This time last year, we predicted that IT managers were going to move away from the "hybrid data center" and finally realize the reality of the "hybrid application" – the concept that there are multiple components to a single application, living in different data centers and on different infrastructure types. And this year, we saw that prediction of an increased focus on applications come to pass, as organizations increasingly made buying and deployment decisions based on the needs of their applications. This also resulted in many organizations pulling workloads from the public cloud and redeploying them on-premises, due to an increased understanding the workload requirements and performance-focused SLAs.
It's become clear that not only do an organization's applications drive the business, but they actually are the business. As we move into 2019, the application will continue to be the focus of the conversation, but it will also evolve to be the central driver of IT, both from a workload placement perspective and from an operations management angle. IT departments are continuously trying to contextualize the information and insights provided by these applications, but this is much easier said than done. The problem is that many organizations lack real-time application-aware monitoring capabilities, leading to a limited understanding of how applications are interacting with the various infrastructure components. As a result, IT departments continue to "fly blind" when it comes to allocating their on-prem and cloud-based infrastructure resources to support the number one priority: customer-facing applications.
One technology hitting the headlines lately is AIOps, Gartner's category name for Artificial Intelligence and Machine Learning-assisted operations. If 2018 was the year of aggressively marketing these technologies, 2019 will be the year of cutting through the hype and revealing their true value when actually applied in a meaningful manner. This is crucial, as organizations are slowly but surely understanding that AIOps may not be the "easy button" they initially thought it was.

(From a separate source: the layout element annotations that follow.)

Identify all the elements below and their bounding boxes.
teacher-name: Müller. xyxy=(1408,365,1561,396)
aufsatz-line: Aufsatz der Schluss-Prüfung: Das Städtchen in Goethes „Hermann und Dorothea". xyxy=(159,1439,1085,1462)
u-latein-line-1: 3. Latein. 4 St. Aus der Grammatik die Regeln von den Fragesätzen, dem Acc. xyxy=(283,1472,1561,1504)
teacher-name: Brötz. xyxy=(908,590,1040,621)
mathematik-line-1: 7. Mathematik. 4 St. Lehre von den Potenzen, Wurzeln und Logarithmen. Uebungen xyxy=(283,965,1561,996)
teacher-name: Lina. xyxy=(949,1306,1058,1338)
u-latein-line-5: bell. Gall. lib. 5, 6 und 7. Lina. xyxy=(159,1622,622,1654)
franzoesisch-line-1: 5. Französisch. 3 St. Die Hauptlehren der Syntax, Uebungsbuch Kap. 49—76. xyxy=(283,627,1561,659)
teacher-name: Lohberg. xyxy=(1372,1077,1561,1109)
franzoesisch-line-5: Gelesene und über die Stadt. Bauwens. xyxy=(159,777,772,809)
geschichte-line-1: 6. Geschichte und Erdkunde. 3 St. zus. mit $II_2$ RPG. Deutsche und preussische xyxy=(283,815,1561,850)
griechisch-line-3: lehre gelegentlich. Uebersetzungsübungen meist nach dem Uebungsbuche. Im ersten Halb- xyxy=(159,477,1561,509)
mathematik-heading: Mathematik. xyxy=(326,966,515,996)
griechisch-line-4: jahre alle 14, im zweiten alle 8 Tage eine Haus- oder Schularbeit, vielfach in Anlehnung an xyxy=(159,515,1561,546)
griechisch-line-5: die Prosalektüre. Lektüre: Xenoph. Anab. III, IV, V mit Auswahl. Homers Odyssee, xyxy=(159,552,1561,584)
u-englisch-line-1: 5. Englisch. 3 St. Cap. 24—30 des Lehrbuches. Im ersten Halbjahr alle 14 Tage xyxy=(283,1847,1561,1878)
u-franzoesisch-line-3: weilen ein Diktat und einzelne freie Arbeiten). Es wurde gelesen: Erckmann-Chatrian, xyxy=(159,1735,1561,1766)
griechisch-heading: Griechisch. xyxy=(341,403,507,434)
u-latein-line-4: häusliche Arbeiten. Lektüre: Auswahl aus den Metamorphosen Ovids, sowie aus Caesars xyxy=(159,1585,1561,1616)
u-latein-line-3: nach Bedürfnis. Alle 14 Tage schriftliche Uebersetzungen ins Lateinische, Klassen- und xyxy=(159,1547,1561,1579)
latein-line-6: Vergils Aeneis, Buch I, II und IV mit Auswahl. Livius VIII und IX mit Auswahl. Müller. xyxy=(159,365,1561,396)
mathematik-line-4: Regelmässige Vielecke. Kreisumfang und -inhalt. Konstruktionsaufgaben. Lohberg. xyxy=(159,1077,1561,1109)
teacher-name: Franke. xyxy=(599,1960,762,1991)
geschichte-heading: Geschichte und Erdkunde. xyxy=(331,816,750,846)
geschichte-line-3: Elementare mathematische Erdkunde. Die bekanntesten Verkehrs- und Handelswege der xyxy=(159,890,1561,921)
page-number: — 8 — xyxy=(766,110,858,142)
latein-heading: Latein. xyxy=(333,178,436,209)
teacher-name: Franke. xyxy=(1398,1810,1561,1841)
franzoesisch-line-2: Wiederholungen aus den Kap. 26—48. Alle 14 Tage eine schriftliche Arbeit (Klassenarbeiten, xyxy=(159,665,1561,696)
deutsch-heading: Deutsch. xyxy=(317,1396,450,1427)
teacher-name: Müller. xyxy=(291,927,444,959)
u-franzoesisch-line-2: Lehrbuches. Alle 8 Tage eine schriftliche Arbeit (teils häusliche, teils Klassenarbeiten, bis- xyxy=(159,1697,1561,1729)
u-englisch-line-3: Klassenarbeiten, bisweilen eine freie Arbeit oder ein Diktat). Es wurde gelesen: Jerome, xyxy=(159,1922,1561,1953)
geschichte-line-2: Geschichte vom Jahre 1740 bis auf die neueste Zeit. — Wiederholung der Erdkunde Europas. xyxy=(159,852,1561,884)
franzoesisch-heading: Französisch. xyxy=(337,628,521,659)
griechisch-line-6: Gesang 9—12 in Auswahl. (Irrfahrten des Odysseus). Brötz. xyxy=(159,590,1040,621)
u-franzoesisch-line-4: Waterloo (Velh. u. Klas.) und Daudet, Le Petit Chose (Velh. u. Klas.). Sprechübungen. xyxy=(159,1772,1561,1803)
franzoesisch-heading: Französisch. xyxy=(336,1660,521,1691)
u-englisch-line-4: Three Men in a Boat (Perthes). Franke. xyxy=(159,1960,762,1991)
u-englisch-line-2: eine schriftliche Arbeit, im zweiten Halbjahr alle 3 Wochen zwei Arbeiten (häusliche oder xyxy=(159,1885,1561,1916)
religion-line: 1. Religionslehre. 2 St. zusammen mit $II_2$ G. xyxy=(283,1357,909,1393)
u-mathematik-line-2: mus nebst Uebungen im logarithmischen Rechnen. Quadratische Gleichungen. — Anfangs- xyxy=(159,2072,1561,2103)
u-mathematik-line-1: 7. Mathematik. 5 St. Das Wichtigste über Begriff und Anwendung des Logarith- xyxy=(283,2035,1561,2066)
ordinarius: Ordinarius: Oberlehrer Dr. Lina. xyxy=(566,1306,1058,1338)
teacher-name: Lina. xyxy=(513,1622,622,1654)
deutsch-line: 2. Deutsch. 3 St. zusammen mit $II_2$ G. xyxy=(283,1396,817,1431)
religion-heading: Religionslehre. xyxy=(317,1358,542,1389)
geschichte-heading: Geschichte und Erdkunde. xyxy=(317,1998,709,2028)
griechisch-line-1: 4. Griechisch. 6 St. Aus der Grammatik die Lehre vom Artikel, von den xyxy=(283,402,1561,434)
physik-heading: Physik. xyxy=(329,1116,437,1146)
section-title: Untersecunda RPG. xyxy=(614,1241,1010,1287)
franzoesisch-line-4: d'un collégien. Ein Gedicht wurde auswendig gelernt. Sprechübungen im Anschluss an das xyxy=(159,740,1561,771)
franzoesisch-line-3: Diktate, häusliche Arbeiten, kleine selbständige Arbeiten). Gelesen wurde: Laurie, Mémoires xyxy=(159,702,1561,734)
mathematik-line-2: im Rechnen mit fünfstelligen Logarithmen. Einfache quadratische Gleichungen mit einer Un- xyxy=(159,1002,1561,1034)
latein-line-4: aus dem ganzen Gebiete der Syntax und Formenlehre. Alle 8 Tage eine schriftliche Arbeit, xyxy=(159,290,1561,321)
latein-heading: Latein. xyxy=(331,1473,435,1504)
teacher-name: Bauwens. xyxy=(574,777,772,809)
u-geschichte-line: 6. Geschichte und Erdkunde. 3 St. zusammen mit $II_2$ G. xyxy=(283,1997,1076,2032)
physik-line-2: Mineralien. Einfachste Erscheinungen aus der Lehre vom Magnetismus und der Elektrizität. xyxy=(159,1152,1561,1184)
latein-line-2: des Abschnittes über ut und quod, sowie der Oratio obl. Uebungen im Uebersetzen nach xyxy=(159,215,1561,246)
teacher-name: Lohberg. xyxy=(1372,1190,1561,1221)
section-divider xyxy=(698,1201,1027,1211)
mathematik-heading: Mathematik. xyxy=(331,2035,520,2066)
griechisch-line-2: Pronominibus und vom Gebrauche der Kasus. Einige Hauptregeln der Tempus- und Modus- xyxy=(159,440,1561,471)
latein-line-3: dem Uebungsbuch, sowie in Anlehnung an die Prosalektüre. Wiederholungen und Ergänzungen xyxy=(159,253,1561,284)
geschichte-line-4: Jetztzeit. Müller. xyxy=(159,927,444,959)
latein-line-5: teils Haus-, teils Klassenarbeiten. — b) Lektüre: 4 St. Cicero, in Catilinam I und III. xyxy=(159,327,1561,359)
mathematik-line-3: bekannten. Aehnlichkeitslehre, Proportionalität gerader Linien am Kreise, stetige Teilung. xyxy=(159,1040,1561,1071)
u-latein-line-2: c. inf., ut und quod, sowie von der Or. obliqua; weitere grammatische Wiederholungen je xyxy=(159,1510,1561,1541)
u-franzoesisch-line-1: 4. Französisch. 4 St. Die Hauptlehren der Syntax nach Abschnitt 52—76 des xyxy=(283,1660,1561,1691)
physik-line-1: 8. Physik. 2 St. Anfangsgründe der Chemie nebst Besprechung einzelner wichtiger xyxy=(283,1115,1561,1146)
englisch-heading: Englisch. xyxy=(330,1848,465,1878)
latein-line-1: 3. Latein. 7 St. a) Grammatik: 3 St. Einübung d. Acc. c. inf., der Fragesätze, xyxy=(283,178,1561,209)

While some AIOps solutions have promised to relieve tool fatigue and make sense of the onslaught of data and alerts constantly berating IT practitioners, AIOps unfortunately isn't a "set it and forget it" solution – quite the opposite, in fact. Context and efficient integrations with existing systems are paramount to successful AIOps, and more and more organizations will soon discover that an algorithm combined with corollary alerts does not fix everything.
Much like the hype cycle we experienced with the cloud in the past decade, we're now starting to move past the buzzword phase and into the reality of meaningful AIOps initiatives. According to Gartner, we should expect to see more I&O leaders initiating AIOps deployments over the next two to five years, with most organizations looking to augment their IT service management and overall automation strategies.
Adoption of AIOps technologies didn't pan out the way IT vendors may have anticipated in 2018, and that tends to happen when the "solution" really isn't a solution at all, but rather an incremental feature or capability that's dressed up by buzzwords and marketing-speak. However, with organizations becoming more savvy about combining real-time monitoring with AIOps in 2019 and beyond, buying decisions will shift and the adoption of true application-aware AIOps will emerge in 2019 – resulting in more successful deployments of the technology.